Viel Ansehen verspielt
"Armenier-Affäre" läßt Platzeck blaß und feige aussehen 
von Annegret Kühnel

Noch ist die Türkei kein EU-Mitglied, doch sie regiert in Deutschland bereits kräftig mit, bis hinein in die Bildungspolitik - und das auf dem kurzen Dienstweg. Bildung ist in Deutschland bekanntlich Ländersache, was Reformen zu einer langwierigen, nervenzerfetzenden Angelegenheit macht.

Doch bringt dieses komplizierte Geflecht zwischen Bund und Ländern nur deutsche Politiker und Staatsrechtler um den Schlaf, nicht die Türkei, denn die weiß ganz genau, was sie will. Und so hatte Brandenburg dem massiven Druck nachgegeben und den türkischen Völkermord an den christlichen Armeniern aus dem Lehrplan gestrichen (siehe PAZ 4/05). Bekanntlich wurden 1915/16 weit über eine Millionen Armenier umgebracht. Es war der erste Genozid des 20. Jahrhunderts. Nur der türkische Staat bestreitet diese Tatsache.

Zu den Einzelheiten: Im Brandenburger Rahmenlehrplan für die 9. und 10. Klasse ist das Themenfeld "Krieg - Technik - Zivilbevölkerung" vorgesehen, das auch den Schwerpunkt "ethnische Entflechtung, Ausrottung und Völkermord" umfaßt. Erläuternd hieß es dazu: "z.B. Genozid an der armenischen Bevölkerung Kleinasiens". Daß gerade in Brandenburg auf Armenien hingewiesen wird, hat einen guten Grund: Aus Potsdam stammt der evangelische Theologe und Pfarrer Johannes Lepsius (1858-1926), der den Massenmord dokumentiert hatte. Vor vier Jahren wurde in der Landeshauptstadt eine Lepsius-Gedenkstätte eingerichtet.
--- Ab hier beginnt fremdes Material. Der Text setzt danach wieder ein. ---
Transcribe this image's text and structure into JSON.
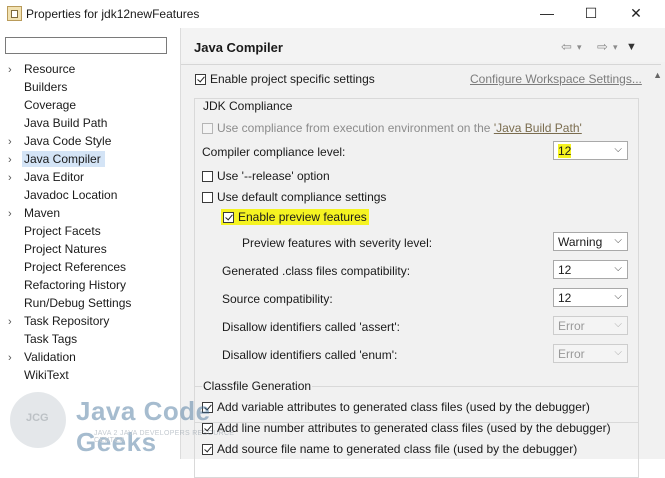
{
  "window": {
    "title": "Properties for jdk12newFeatures",
    "minimize": "—",
    "maximize": "☐",
    "close": "✕"
  },
  "sidebar": {
    "filter_value": "",
    "items": [
      {
        "label": "Resource",
        "expandable": true
      },
      {
        "label": "Builders",
        "expandable": false
      },
      {
        "label": "Coverage",
        "expandable": false
      },
      {
        "label": "Java Build Path",
        "expandable": false
      },
      {
        "label": "Java Code Style",
        "expandable": true
      },
      {
        "label": "Java Compiler",
        "expandable": true,
        "selected": true
      },
      {
        "label": "Java Editor",
        "expandable": true
      },
      {
        "label": "Javadoc Location",
        "expandable": false
      },
      {
        "label": "Maven",
        "expandable": true
      },
      {
        "label": "Project Facets",
        "expandable": false
      },
      {
        "label": "Project Natures",
        "expandable": false
      },
      {
        "label": "Project References",
        "expandable": false
      },
      {
        "label": "Refactoring History",
        "expandable": false
      },
      {
        "label": "Run/Debug Settings",
        "expandable": false
      },
      {
        "label": "Task Repository",
        "expandable": true
      },
      {
        "label": "Task Tags",
        "expandable": false
      },
      {
        "label": "Validation",
        "expandable": true
      },
      {
        "label": "WikiText",
        "expandable": false
      }
    ]
  },
  "main": {
    "title": "Java Compiler",
    "enable_project_settings": "Enable project specific settings",
    "configure_workspace": "Configure Workspace Settings...",
    "jdk_group": "JDK Compliance",
    "use_compliance_prefix": "Use compliance from execution environment on the ",
    "use_compliance_link": "'Java Build Path'",
    "compliance_level_label": "Compiler compliance level:",
    "compliance_level_value": "12",
    "use_release": "Use '--release' option",
    "use_default_compliance": "Use default compliance settings",
    "enable_preview": "Enable preview features",
    "preview_severity_label": "Preview features with severity level:",
    "preview_severity_value": "Warning",
    "generated_compat_label": "Generated .class files compatibility:",
    "generated_compat_value": "12",
    "source_compat_label": "Source compatibility:",
    "source_compat_value": "12",
    "disallow_assert_label": "Disallow identifiers called 'assert':",
    "disallow_assert_value": "Error",
    "disallow_enum_label": "Disallow identifiers called 'enum':",
    "disallow_enum_value": "Error",
    "classfile_group": "Classfile Generation",
    "add_variable": "Add variable attributes to generated class files (used by the debugger)",
    "add_line": "Add line number attributes to generated class files (used by the debugger)",
    "add_source": "Add source file name to generated class file (used by the debugger)"
  },
  "watermark": {
    "badge": "JCG",
    "brand": "Java Code Geeks",
    "tagline": "JAVA 2 JAVA DEVELOPERS RESOURCE CENTER"
  },
  "colors": {
    "highlight": "#f5f321",
    "selection": "#d4e4f6"
  }
}
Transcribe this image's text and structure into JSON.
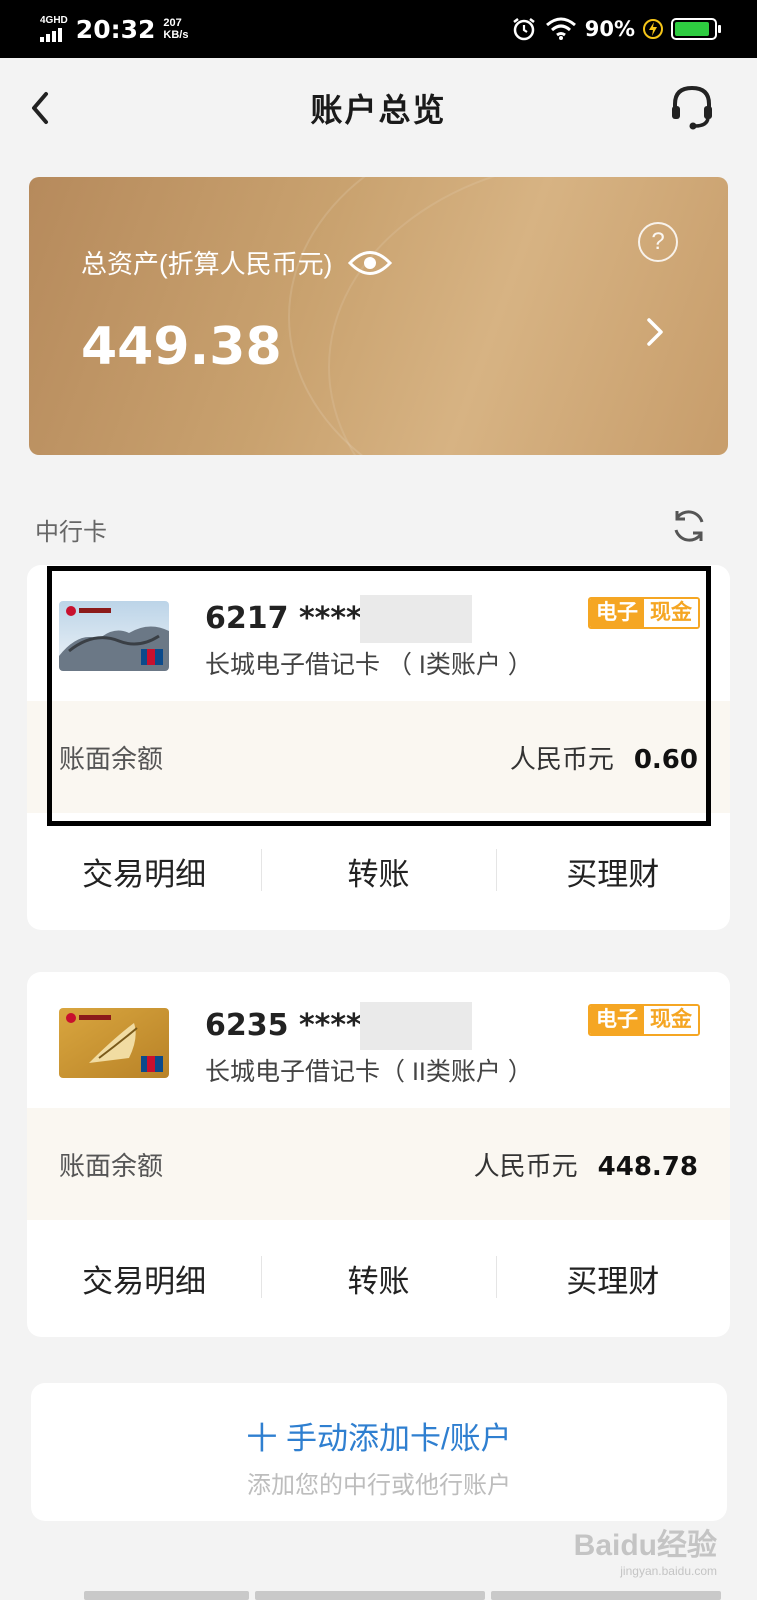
{
  "status_bar": {
    "network": "4GHD",
    "time": "20:32",
    "speed_value": "207",
    "speed_unit": "KB/s",
    "battery": "90%"
  },
  "header": {
    "title": "账户总览"
  },
  "asset": {
    "label": "总资产(折算人民币元)",
    "value": "449.38",
    "help": "?"
  },
  "section": {
    "title": "中行卡"
  },
  "cards": [
    {
      "number": "6217 ******",
      "name": "长城电子借记卡 （ I类账户 ）",
      "badge_a": "电子",
      "badge_b": "现金",
      "balance_label": "账面余额",
      "currency": "人民币元",
      "amount": "0.60",
      "actions": [
        "交易明细",
        "转账",
        "买理财"
      ]
    },
    {
      "number": "6235 ******",
      "name": "长城电子借记卡（ II类账户 ）",
      "badge_a": "电子",
      "badge_b": "现金",
      "balance_label": "账面余额",
      "currency": "人民币元",
      "amount": "448.78",
      "actions": [
        "交易明细",
        "转账",
        "买理财"
      ]
    }
  ],
  "add_card": {
    "title": "十 手动添加卡/账户",
    "subtitle": "添加您的中行或他行账户"
  },
  "watermark": {
    "text": "Baidu经验",
    "sub": "jingyan.baidu.com"
  },
  "colors": {
    "accent_blue": "#2f7fd0",
    "badge_orange": "#f5a623",
    "asset_gold": "#c9a26f"
  }
}
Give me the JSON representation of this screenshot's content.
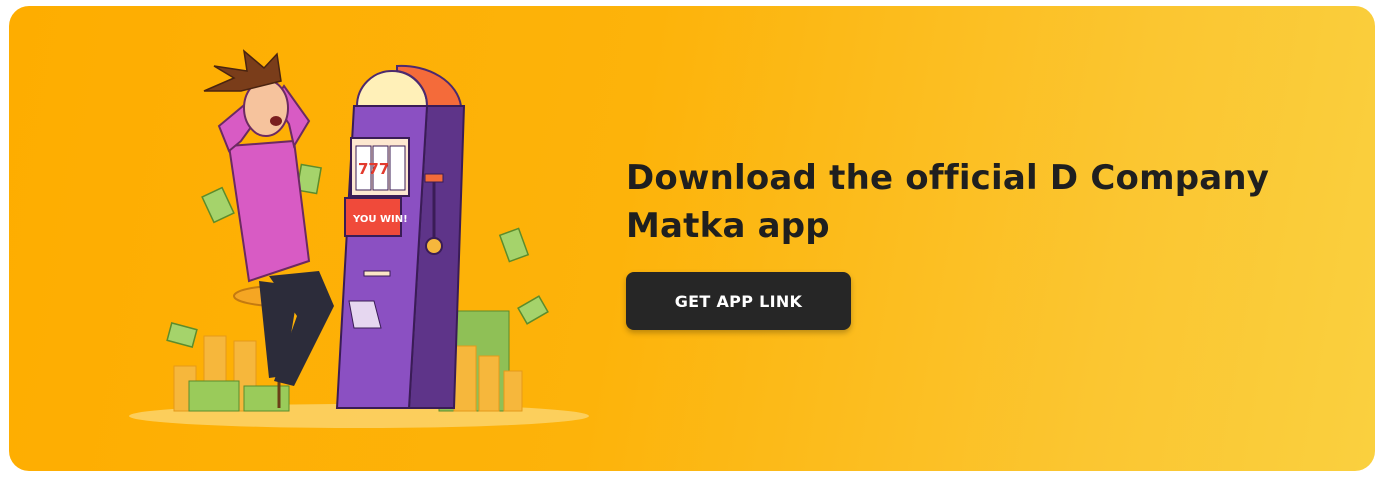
{
  "banner": {
    "headline": "Download the official D Company Matka app",
    "cta_label": "GET APP LINK"
  },
  "illustration": {
    "machine_reel_text": "777",
    "machine_win_text": "YOU WIN!"
  },
  "colors": {
    "background_start": "#fead00",
    "background_end": "#fad03f",
    "headline": "#1f1f1f",
    "button_bg": "#262626",
    "button_text": "#ffffff"
  }
}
Besonders der damalige Bildungsminister Steffen Reiche (SPD) - von Haus aus ebenfalls Pfarrer und Theologe - hatte sich dafür eingesetzt. Auch damals hatte die Türkei interveniert. Und Matthias Platzeck (SPD), zu diesem Zeitpunkt noch Potsdamer Oberbürgermeister, erhielt sogar anonyme Morddrohungen. Doch die Politiker ließen sich nicht einschüchtern.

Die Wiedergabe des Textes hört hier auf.